As such, the role of the cartoonist was often little more than that of an editorial illustrator who was not expected to think, just obey. The cartoons they were obliged to produce tended to reflect their collective origin

— not only were the captions often excessively wordy (what else would you expect when a writer has the final say?) but they generally lacked any real individuality or political bite.

This slightly patronising attitude continued way into the next century. The world famous British cartoonist Gerald Scarfe — who along with Ronald Searle and Ralph Steadman was one of the progenitors of a ferocious new wave of British visual satire — has described how the arts editor at Punch used to send his drawings back to him with comments like “this nose is too big” and a line showing where he thought it should end.

Perhaps not too surprisingly, when the new satirical magazine Private Eye was launched, Scarfe jumped ship. Surrounded by mavericks like himself, he found the new editorial set-up much more to his liking. Recognising his exceptional talent, his bosses gave him complete carte blanche, leaving him free to draw from whatever perspective he felt most comfortable with.

Their faith in his abilities paid off; liberated from the petty conventions and restrictions which had so frustrated him, Scarfe’s artwork underwent a startling metamorphosis. Forms billowed, bulged and exploded, lines stabbed and splattered. Not only did his cartoons become a whole lot nastier but they also became much funnier too.

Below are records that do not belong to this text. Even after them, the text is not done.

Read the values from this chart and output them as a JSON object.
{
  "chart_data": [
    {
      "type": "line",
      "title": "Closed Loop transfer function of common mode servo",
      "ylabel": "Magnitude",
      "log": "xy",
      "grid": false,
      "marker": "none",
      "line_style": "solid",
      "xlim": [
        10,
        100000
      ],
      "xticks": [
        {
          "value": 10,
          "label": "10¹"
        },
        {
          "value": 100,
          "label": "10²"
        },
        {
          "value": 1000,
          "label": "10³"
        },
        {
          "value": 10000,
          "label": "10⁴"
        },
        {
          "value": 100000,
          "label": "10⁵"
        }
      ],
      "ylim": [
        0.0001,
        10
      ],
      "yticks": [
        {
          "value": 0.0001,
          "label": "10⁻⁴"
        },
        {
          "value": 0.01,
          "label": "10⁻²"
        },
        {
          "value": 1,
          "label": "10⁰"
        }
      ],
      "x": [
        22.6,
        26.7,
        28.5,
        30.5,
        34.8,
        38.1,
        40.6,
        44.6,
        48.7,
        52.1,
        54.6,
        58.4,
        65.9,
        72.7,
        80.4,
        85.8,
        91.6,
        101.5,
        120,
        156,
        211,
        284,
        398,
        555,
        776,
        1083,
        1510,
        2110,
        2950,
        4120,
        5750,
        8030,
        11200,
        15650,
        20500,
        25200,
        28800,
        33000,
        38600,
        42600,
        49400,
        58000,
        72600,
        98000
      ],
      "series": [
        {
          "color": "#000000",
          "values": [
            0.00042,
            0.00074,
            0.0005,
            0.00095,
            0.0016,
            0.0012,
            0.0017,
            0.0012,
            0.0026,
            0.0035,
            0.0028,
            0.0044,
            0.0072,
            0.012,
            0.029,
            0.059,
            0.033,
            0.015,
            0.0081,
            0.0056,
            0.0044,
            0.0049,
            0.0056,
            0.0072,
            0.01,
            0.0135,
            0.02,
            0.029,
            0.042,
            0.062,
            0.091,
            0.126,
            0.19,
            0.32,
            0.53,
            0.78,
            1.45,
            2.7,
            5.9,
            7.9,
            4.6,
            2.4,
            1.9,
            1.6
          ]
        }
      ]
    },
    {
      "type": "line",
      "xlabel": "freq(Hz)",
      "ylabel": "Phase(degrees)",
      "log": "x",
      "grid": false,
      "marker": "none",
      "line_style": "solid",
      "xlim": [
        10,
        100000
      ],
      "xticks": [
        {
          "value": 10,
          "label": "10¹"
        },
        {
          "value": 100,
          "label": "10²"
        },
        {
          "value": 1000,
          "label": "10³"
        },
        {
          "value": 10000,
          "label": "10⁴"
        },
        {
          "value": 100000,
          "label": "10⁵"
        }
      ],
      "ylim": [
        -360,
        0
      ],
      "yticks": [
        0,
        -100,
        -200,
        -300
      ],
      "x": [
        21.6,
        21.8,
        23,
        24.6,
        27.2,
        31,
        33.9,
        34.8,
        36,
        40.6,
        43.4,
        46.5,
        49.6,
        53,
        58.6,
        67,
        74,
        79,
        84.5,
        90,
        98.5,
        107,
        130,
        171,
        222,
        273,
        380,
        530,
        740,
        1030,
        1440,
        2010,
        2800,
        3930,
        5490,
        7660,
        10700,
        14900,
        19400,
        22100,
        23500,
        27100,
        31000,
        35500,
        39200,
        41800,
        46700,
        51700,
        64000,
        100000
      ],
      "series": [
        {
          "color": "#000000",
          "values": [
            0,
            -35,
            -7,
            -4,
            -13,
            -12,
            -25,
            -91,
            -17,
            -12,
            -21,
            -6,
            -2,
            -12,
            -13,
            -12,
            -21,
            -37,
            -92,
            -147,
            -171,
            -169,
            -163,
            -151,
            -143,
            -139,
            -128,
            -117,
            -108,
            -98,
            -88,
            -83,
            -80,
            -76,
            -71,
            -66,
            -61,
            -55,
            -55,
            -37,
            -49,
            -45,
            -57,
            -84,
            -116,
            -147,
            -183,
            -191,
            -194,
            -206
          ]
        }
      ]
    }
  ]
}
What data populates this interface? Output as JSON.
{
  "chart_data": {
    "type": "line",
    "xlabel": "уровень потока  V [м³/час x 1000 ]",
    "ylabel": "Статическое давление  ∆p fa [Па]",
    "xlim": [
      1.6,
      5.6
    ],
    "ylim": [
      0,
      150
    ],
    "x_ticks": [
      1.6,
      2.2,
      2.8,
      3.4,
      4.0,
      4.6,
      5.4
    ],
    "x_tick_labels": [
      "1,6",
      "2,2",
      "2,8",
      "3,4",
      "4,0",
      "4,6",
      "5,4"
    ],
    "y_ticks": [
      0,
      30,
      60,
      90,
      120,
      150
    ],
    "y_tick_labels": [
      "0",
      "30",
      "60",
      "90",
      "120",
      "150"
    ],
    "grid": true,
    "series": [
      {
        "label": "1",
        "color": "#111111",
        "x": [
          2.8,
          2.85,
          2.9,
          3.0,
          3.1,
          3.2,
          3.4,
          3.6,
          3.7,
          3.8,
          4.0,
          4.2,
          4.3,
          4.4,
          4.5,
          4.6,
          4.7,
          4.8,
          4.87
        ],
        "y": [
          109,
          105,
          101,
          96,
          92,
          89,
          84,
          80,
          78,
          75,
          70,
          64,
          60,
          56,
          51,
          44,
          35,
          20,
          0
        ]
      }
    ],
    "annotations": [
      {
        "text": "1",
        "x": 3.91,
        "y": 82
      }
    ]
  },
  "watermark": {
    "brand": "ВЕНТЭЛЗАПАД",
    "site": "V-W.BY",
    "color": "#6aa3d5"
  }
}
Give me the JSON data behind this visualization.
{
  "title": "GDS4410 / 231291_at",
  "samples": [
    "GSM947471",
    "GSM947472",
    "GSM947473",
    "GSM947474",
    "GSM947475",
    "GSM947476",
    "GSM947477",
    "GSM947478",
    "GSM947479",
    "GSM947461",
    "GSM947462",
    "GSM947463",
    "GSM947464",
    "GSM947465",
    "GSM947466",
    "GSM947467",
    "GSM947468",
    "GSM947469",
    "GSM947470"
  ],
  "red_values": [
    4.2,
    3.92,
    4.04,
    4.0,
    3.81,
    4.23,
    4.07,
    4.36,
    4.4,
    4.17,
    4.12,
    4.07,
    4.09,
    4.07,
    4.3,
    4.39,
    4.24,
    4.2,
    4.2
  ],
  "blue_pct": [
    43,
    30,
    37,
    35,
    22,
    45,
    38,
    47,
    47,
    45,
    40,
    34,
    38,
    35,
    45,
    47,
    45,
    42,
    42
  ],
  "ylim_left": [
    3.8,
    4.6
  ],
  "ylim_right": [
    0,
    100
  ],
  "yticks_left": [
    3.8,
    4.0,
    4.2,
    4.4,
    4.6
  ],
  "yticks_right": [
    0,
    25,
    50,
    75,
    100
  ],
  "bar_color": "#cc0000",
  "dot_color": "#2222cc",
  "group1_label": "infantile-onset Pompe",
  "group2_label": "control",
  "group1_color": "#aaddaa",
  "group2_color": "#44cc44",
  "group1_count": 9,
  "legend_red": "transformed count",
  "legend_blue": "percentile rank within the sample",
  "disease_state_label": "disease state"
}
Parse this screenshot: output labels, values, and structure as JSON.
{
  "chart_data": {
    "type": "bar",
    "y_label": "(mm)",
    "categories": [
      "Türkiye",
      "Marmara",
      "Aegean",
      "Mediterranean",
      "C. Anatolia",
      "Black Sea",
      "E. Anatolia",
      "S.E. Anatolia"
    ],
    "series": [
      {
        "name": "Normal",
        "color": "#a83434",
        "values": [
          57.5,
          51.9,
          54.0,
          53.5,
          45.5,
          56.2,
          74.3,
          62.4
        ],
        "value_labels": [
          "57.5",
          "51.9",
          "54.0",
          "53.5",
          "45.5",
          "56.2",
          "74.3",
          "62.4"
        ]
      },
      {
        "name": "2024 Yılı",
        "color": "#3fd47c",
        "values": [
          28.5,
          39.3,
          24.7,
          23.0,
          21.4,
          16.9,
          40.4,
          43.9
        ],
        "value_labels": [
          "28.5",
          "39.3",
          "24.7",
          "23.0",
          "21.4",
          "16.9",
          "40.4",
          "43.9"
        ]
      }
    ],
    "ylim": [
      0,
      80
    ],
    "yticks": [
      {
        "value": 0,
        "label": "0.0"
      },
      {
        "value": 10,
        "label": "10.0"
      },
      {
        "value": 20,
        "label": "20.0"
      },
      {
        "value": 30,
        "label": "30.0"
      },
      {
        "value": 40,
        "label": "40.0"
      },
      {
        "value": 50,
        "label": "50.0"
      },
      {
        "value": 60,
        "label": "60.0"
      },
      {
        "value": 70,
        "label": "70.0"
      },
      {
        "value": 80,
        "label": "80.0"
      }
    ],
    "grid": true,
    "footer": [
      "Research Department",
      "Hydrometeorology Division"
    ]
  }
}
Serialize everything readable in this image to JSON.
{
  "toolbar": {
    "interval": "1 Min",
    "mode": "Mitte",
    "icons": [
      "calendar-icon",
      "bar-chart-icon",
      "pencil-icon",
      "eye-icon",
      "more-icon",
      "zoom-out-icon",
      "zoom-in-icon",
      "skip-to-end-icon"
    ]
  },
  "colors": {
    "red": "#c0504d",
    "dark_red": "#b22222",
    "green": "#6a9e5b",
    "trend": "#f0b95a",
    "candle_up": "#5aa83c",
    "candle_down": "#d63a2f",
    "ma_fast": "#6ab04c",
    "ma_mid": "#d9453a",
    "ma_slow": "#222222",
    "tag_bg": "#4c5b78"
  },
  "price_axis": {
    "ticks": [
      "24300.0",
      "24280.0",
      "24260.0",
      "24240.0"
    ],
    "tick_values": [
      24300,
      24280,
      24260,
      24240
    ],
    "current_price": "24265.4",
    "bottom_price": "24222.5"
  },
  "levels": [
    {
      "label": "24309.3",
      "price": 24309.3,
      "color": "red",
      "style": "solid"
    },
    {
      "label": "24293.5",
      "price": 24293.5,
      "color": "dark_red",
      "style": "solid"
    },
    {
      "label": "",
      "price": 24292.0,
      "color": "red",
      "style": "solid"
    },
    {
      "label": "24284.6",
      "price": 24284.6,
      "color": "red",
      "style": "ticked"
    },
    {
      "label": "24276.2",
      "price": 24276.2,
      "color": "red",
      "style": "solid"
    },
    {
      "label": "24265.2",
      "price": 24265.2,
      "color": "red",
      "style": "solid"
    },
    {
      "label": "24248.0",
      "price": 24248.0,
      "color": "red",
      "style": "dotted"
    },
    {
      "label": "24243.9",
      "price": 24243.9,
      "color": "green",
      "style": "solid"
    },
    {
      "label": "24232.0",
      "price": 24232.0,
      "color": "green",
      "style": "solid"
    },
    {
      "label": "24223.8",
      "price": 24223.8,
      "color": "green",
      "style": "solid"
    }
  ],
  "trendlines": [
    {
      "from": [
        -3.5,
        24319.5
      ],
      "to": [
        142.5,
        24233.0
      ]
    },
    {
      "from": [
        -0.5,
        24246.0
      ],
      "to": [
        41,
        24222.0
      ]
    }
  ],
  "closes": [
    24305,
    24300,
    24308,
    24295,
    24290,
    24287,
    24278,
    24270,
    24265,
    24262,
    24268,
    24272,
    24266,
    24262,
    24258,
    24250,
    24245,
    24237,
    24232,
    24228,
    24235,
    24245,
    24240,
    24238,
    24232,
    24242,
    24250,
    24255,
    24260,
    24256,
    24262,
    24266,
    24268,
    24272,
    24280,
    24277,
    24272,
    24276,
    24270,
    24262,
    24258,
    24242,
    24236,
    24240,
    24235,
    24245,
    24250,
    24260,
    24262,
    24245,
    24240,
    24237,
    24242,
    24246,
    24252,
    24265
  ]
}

While, even today, some cartoonists will, simply as a survival mechanism, adopt the colours of their newspaper for better or worse, most are now — like their columnist counterparts — given a similar amount of leeway to pursue their own ideas and express their own opinions. I think this is probably as it should be.

For my part, I know my best cartoons are invariably the ones where I feel most passionately about the subject or have been genuinely angered by something I have witnessed. Conversely, there is nothing more difficult then being forced to produce a cartoon when your heart is not in it; the lack of conviction will almost always show through.

In the end, I think, all a cartoonist can do is be truthful to his own thoughts and feelings, draw what is inside him and hope the message he is trying to convey will spark a responsive chord in his audience.